Depuis lors, la panique a touché les principales places
financières mondiales. Il a fallu une décision de la Fed d’abaisser son
taux directeur de 0,75%, prise en urgence avant l’ouverture des
marchés, pour prévenir un dérapage catastrophique des cours. De
nombreux analystes pensent désormais qu’une récession est inévitable,
peut-être longue et douloureuse. Quelques uns parlent même de
« dépression. »
Quoi qu’il en soit, l’économie américaine sortira de
cette crise significativement affaiblie, largement à cause de sa
dépendance inévitable aux importations pétrolières. Durant la dernière
décennie, ce pays a gaspillé approximativement 1 500 milliards de
dollars en importation de pétrole, dont la majeure partie a été
déversée dans les réservoirs de véhicules au rendement énergétique
absurdement inefficace, qui transportaient leurs passagers sur les
longs trajets quotidiens les menant de leurs lointaines banlieues à
leur travail aux centres des villes.
Aujourd’hui, une bonne part de cet argent se retrouve dans les fonds souverains d’investissement.

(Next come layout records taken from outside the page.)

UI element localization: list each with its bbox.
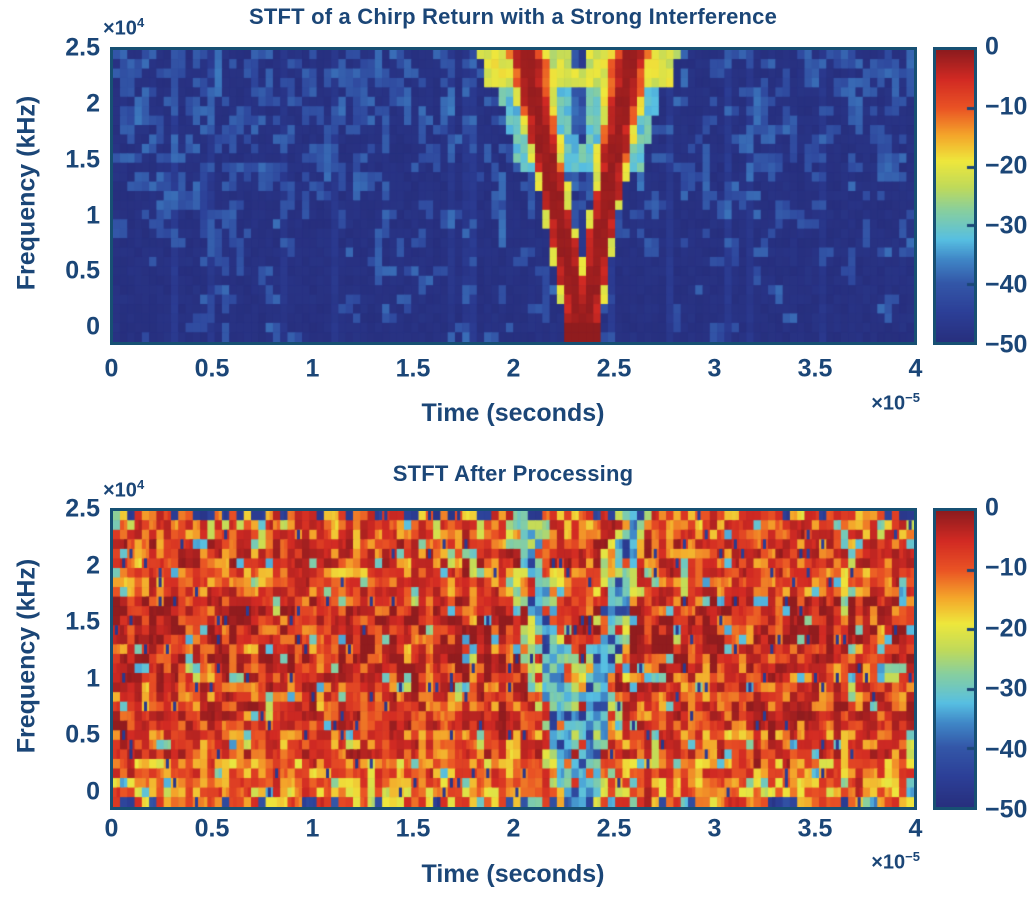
colorbar-tick-label: −30 [985,211,1028,240]
y-tick-label: 2 [86,551,100,580]
bottom-x-exponent-base: ×10 [871,851,906,874]
y-tick-label: 0 [86,777,100,806]
x-tick-label: 1 [305,354,320,383]
bottom-spectrogram [110,508,917,810]
x-tick-label: 0.5 [194,354,230,383]
y-tick-label: 2 [86,89,100,118]
bottom-colorbar-gradient [936,511,974,807]
colorbar-tick-label: −40 [985,270,1028,299]
colorbar-tick-label: 0 [985,32,999,61]
top-x-axis-exponent: ×10−5 [871,390,920,416]
x-tick-label: 3 [707,814,722,843]
y-tick-label: 1.5 [65,607,100,636]
x-tick-label: 1.5 [395,814,431,843]
x-tick-label: 0.5 [194,814,230,843]
x-tick-label: 2.5 [596,354,632,383]
bottom-x-axis-exponent: ×10−5 [871,849,920,875]
bottom-plot-title: STFT After Processing [392,461,634,486]
x-tick-label: 4 [908,814,923,843]
top-colorbar [933,47,977,345]
x-tick-label: 4 [908,354,923,383]
colorbar-tick-label: −50 [985,795,1028,824]
x-tick-label: 2.5 [596,814,632,843]
x-tick-label: 1 [305,814,320,843]
top-spectrogram-image [113,50,914,342]
y-tick-label: 0.5 [65,256,100,285]
x-tick-label: 0 [104,814,119,843]
y-tick-label: 2.5 [65,33,100,62]
top-x-exponent-base: ×10 [871,392,906,415]
top-plot-title: STFT of a Chirp Return with a Strong Int… [248,4,778,29]
bottom-x-exponent-power: −5 [905,849,920,864]
colorbar-tick-label: −30 [985,674,1028,703]
bottom-spectrogram-image [113,511,914,807]
top-spectrogram [110,47,917,345]
top-colorbar-gradient [936,50,974,342]
x-tick-label: 3.5 [797,814,833,843]
y-tick-label: 2.5 [65,494,100,523]
colorbar-tick-label: −20 [985,614,1028,643]
x-tick-label: 3 [707,354,722,383]
top-y-axis-label: Frequency (kHz) [12,95,41,291]
x-tick-label: 1.5 [395,354,431,383]
y-tick-label: 0 [86,312,100,341]
colorbar-tick-label: −20 [985,151,1028,180]
bottom-x-axis-label: Time (seconds) [421,860,605,888]
x-tick-label: 2 [506,354,521,383]
bottom-y-exponent-base: ×10 [103,479,137,502]
top-x-exponent-power: −5 [905,390,920,405]
bottom-y-exponent-power: 4 [136,477,145,492]
bottom-colorbar [933,508,977,810]
y-tick-label: 0.5 [65,720,100,749]
top-y-exponent-power: 4 [136,15,145,30]
x-tick-label: 3.5 [797,354,833,383]
colorbar-tick-label: 0 [985,493,999,522]
top-x-axis-label: Time (seconds) [421,399,605,427]
colorbar-tick-label: −40 [985,735,1028,764]
top-y-axis-exponent: ×104 [103,15,144,41]
x-tick-label: 0 [104,354,119,383]
colorbar-tick-label: −10 [985,92,1028,121]
y-tick-label: 1 [86,664,100,693]
bottom-y-axis-exponent: ×104 [103,477,144,503]
y-tick-label: 1.5 [65,145,100,174]
top-y-exponent-base: ×10 [103,17,137,40]
y-tick-label: 1 [86,201,100,230]
x-tick-label: 2 [506,814,521,843]
bottom-y-axis-label: Frequency (kHz) [12,558,41,754]
colorbar-tick-label: −50 [985,330,1028,359]
colorbar-tick-label: −10 [985,553,1028,582]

Les américains devraient s’habituer à cette appellation. Elle désigne
les agences gouvernementales, comme la Kowait Investment Authority et
la Abu Dhabi Investment Authority, qui contrôlent ces monceaux de
richesse. Ces fonds détiennent des actifs pour un montant de 3 000
milliards, et avec le flot des pétro-dollars qui continue de se
déverser chaque jour dans les états producteurs, on s’attend à ce
qu’ils gèrent 12 000 milliards en 2015.
Que font ces fonds souverains de cette masse d’argent ? D’abord, ils achètent
les meilleurs actifs américains à des prix défiant toute concurrence.
Durant ces derniers mois, les fonds souverains du Golfe Persique ont
pris des participations importantes dans nombre de grandes firmes
américaines, leur donnant un droit de regard sur la gestion future de
ces entreprises. La Kowait Investment Authority a récemment acquis une
participation dans la Citigroup pour 12 milliards et une autre de 6,5
milliards dans Merrill Lynch. Le fonds d’Abu Dhabi a investi 7,5
milliards dans Citigroup et la société Mudabala Development a acquis
une participation de 1,5 milliards dans le groupe Carlyle.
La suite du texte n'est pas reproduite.